Le mouvement psychanalytique et la société
Freud se pose le problème des relations entre individu et société dans des textes comme Totem et tabou, Psychologie des foules et analyse du Moi ou encore Malaise dans la civilisation. Il a l’ambition d’arriver à donner une compréhension nouvelle des comportements humains, notamment lorsque ceux-ci sont mus par la destructivité et la violence. Le mouvement psychanalytique lui-même, par l’ampleur des résonances internationales qu’il a suscitées, s’est trouvé aux prises avec l’histoire, le nazisme en particulier. Ce dernier a été à l’origine de la destruction publique des œuvres de Freud, et de l’émigration de nombreux psychanalystes vers la Grande-Bretagne et les Etats-Unis.
Les critiques de la psychanalyse sont ainsi venues des pouvoirs politiques et religieux, comme aussi des scientifiques et des écoles de psychothérapie (les mouvements humaniste et cognitivo-comportemental en particulier).
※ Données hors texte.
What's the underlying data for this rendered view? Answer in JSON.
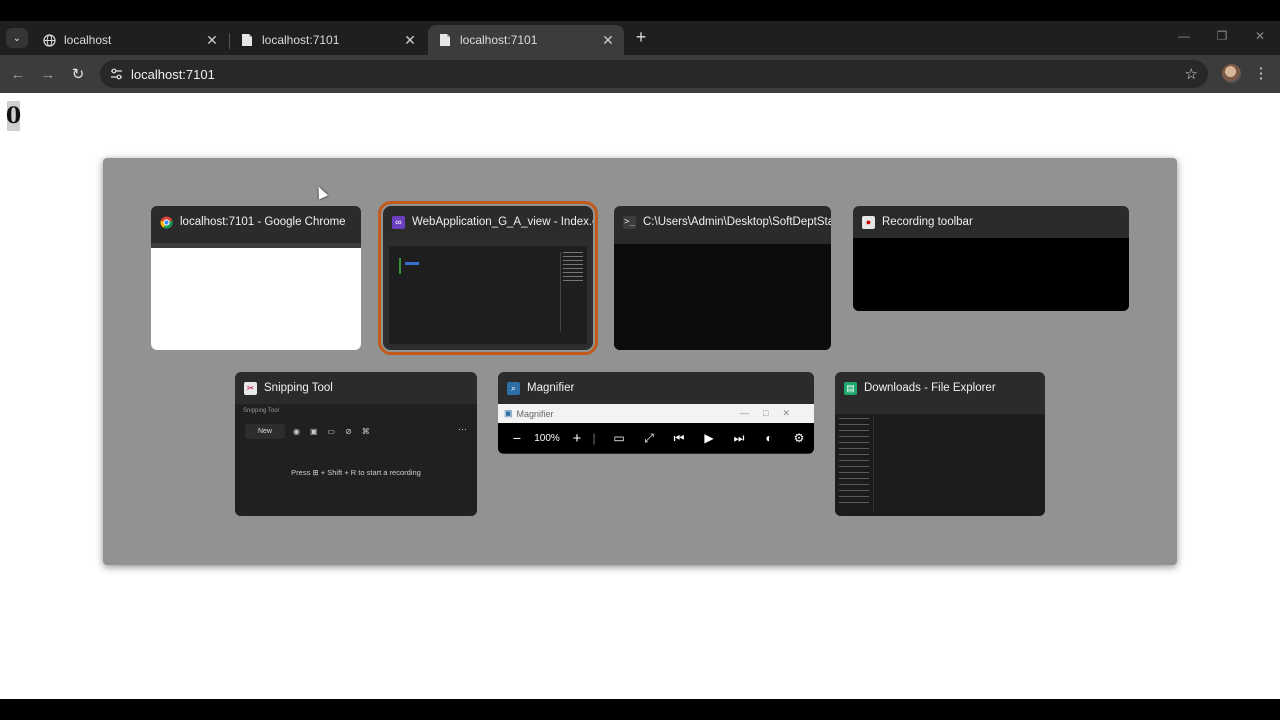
{
  "browser": {
    "tabs": [
      {
        "title": "localhost",
        "close": "✕"
      },
      {
        "title": "localhost:7101",
        "close": "✕"
      },
      {
        "title": "localhost:7101",
        "close": "✕"
      }
    ],
    "new_tab": "+",
    "address": "localhost:7101"
  },
  "page": {
    "counter": "0"
  },
  "switcher": {
    "windows": [
      {
        "title": "localhost:7101 - Google Chrome",
        "app": "chrome"
      },
      {
        "title": "WebApplication_G_A_view - Index.cs...",
        "app": "visual-studio",
        "selected": true
      },
      {
        "title": "C:\\Users\\Admin\\Desktop\\SoftDeptSta...",
        "app": "terminal"
      },
      {
        "title": "Recording toolbar",
        "app": "recording"
      },
      {
        "title": "Snipping Tool",
        "app": "snipping-tool"
      },
      {
        "title": "Magnifier",
        "app": "magnifier"
      },
      {
        "title": "Downloads - File Explorer",
        "app": "file-explorer"
      }
    ],
    "magnifier": {
      "title": "Magnifier",
      "zoom": "100%"
    },
    "snipping": {
      "new_label": "New",
      "message": "Press ⊞ + Shift + R to start a recording"
    }
  },
  "colors": {
    "selection_border": "#c25a1c",
    "switcher_bg": "#929292"
  }
}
Il faut reconnaître que la psychanalyse s’est aventurée jusqu’à analyser les idéologies elles-mêmes, les considérant comme des processus défensifs qui rigidifient le fonctionnement psychique autour de l’idéalisation d’une idée, d’un personnage, d’un système. Elle devait donc s’attendre à des retours de bâton !
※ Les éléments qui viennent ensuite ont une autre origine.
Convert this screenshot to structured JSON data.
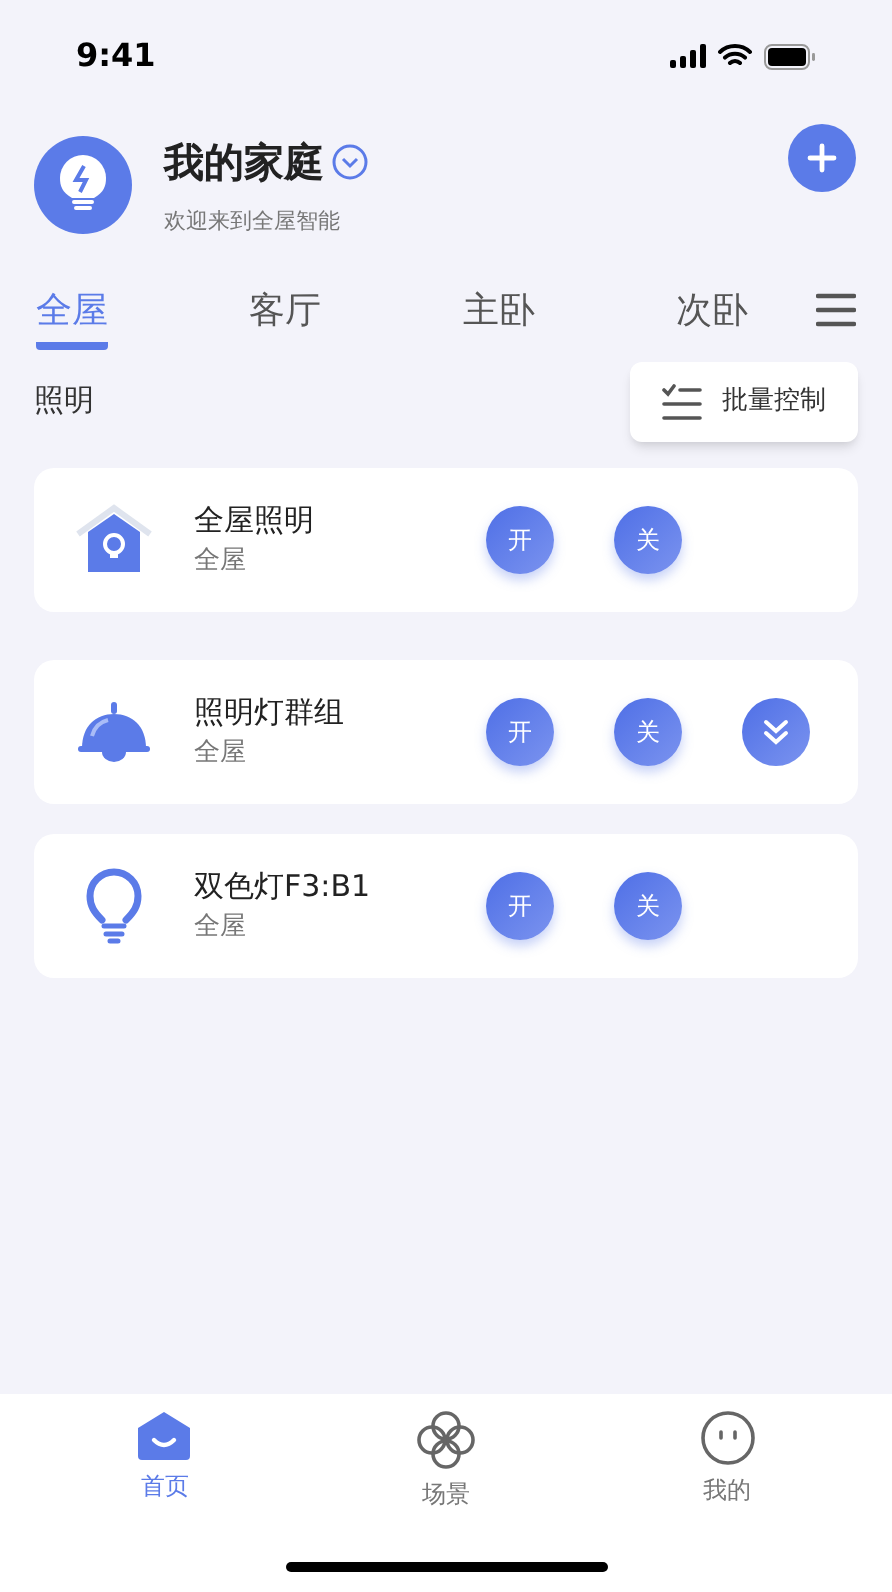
{
  "status_bar": {
    "time": "9:41"
  },
  "header": {
    "title": "我的家庭",
    "subtitle": "欢迎来到全屋智能"
  },
  "tabs": [
    {
      "label": "全屋",
      "selected": true
    },
    {
      "label": "客厅",
      "selected": false
    },
    {
      "label": "主卧",
      "selected": false
    },
    {
      "label": "次卧",
      "selected": false
    }
  ],
  "section": {
    "title": "照明",
    "batch_button": "批量控制"
  },
  "devices": [
    {
      "kind": "house",
      "name": "全屋照明",
      "room": "全屋",
      "actions": [
        {
          "kind": "text",
          "label": "开"
        },
        {
          "kind": "text",
          "label": "关"
        }
      ]
    },
    {
      "kind": "pendant",
      "name": "照明灯群组",
      "room": "全屋",
      "actions": [
        {
          "kind": "text",
          "label": "开"
        },
        {
          "kind": "text",
          "label": "关"
        },
        {
          "kind": "expand"
        }
      ]
    },
    {
      "kind": "bulb",
      "name": "双色灯F3:B1",
      "room": "全屋",
      "actions": [
        {
          "kind": "text",
          "label": "开"
        },
        {
          "kind": "text",
          "label": "关"
        }
      ]
    }
  ],
  "bottom_nav": [
    {
      "kind": "home",
      "label": "首页",
      "selected": true
    },
    {
      "kind": "scene",
      "label": "场景",
      "selected": false
    },
    {
      "kind": "me",
      "label": "我的",
      "selected": false
    }
  ]
}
Nous évoquerons rapidement la mise en place organisationnelle du mouvement psychanalytique et développerons ensuite les critiques habituellement faites à l’endroit de la psychanalyse en tant que science, thérapie, théorie et technique. On pourra se demander comment, au règne de l’évaluation qui est le nôtre, rendre compte, chiffres en mains, de la part d’inconscient mise à jour au cours d’une psychanalyse…
Ces courants provoquèrent une sorte d’éclatement de ce qu’on pouvait se représenter comme la citadelle psychanalytique, garante de l’orthodoxie, traditionnellement assurée en France par la Société Psychanalytique de Paris et l’Association Française de Psychanalyse, toutes deux affiliées à l’international Psychoanalytic Association (IPA).
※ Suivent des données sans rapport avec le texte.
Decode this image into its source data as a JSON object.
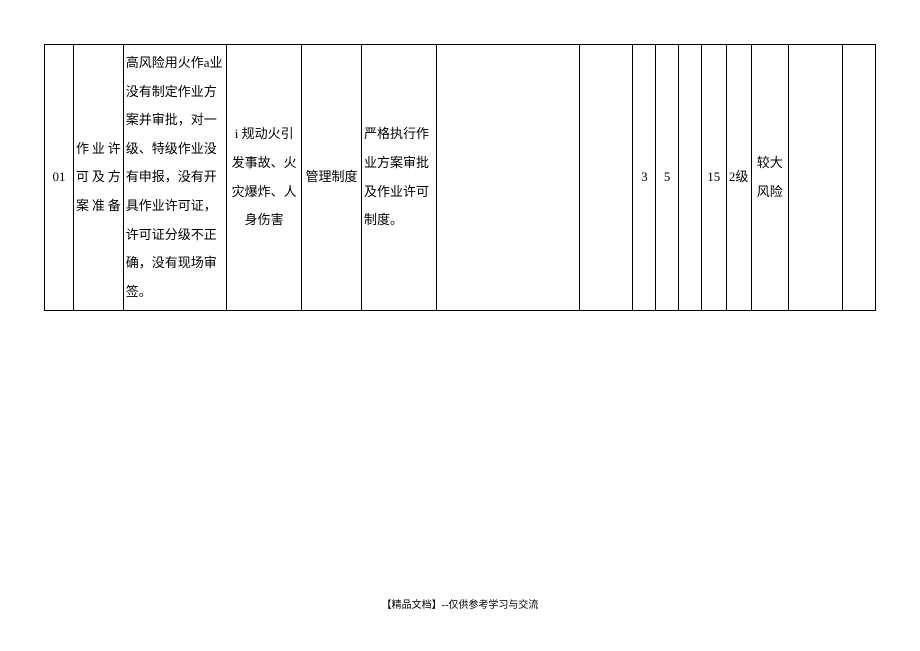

La psychanalyse a étendu son influence à une quarantaine de pays, avec une forte prédominance en Europe et en Amérique (Nord et Sud). Elle n’est pratiquement pas représentée en Afrique, et peu en Inde. Considérée sous le nazisme comme science juive, elle fut interdite en Allemagne. Il en fut de même en Chine où le régime communiste jugea qu’il s’agissait d’une « science bourgeoise ». Le nazisme et le stalinisme obligèrent de nombreux psychanalystes à émigrer, principalement en Angleterre et aux États-Unis. C’est dire que le contexte historique a eu une incidence très importante sur le développement de la psychanalyse.
À la fin du XXe siècle, le retour à une psychiatrie organiciste, et le regain du comportementalisme et du cognitivisme, associés à la pharmacologie, entraînèrent un affaiblissement du mouvement psychanalytique dont on ressent les effets actuellement dans les modifications apportées aux prises en charge des malades. La prévalence de l’approche organique sur l’approche relationnelle, et la recherche de traitements chimiothérapiques aux souffrances morales marquent ce nouveau tournant (comme par exemple dans le traitement chimiothérapique couramment proposé pour l’anxiété liée à la dépression). La remise en cause – à un niveau international – des modèles psychopathologiques, des classifications psychiatriques, au profit de listes et d’échelles, a une grande incidence sur les pratiques actuelles. Le DSM (Diagnostic and Statistical Manual of mental disorders), ou manuel diagnostic et statistique des troubles mentaux en est le résultat et le principal véhicule. De plus les avancées technologiques comme l’imagerie cérébrale (IRM) suscitent des attentes, en particulier concernant de possibles causalités organiques.
Dans ce contexte, qu’elle est la place de la psychanalyse ? Plus que jamais notre société individualiste, consumériste a besoin d’une approche qui se soucie de la personne, garantisse sa subjectivité. C’est la première réponse que nous donnerons, mais nous reviendrons sur cette question.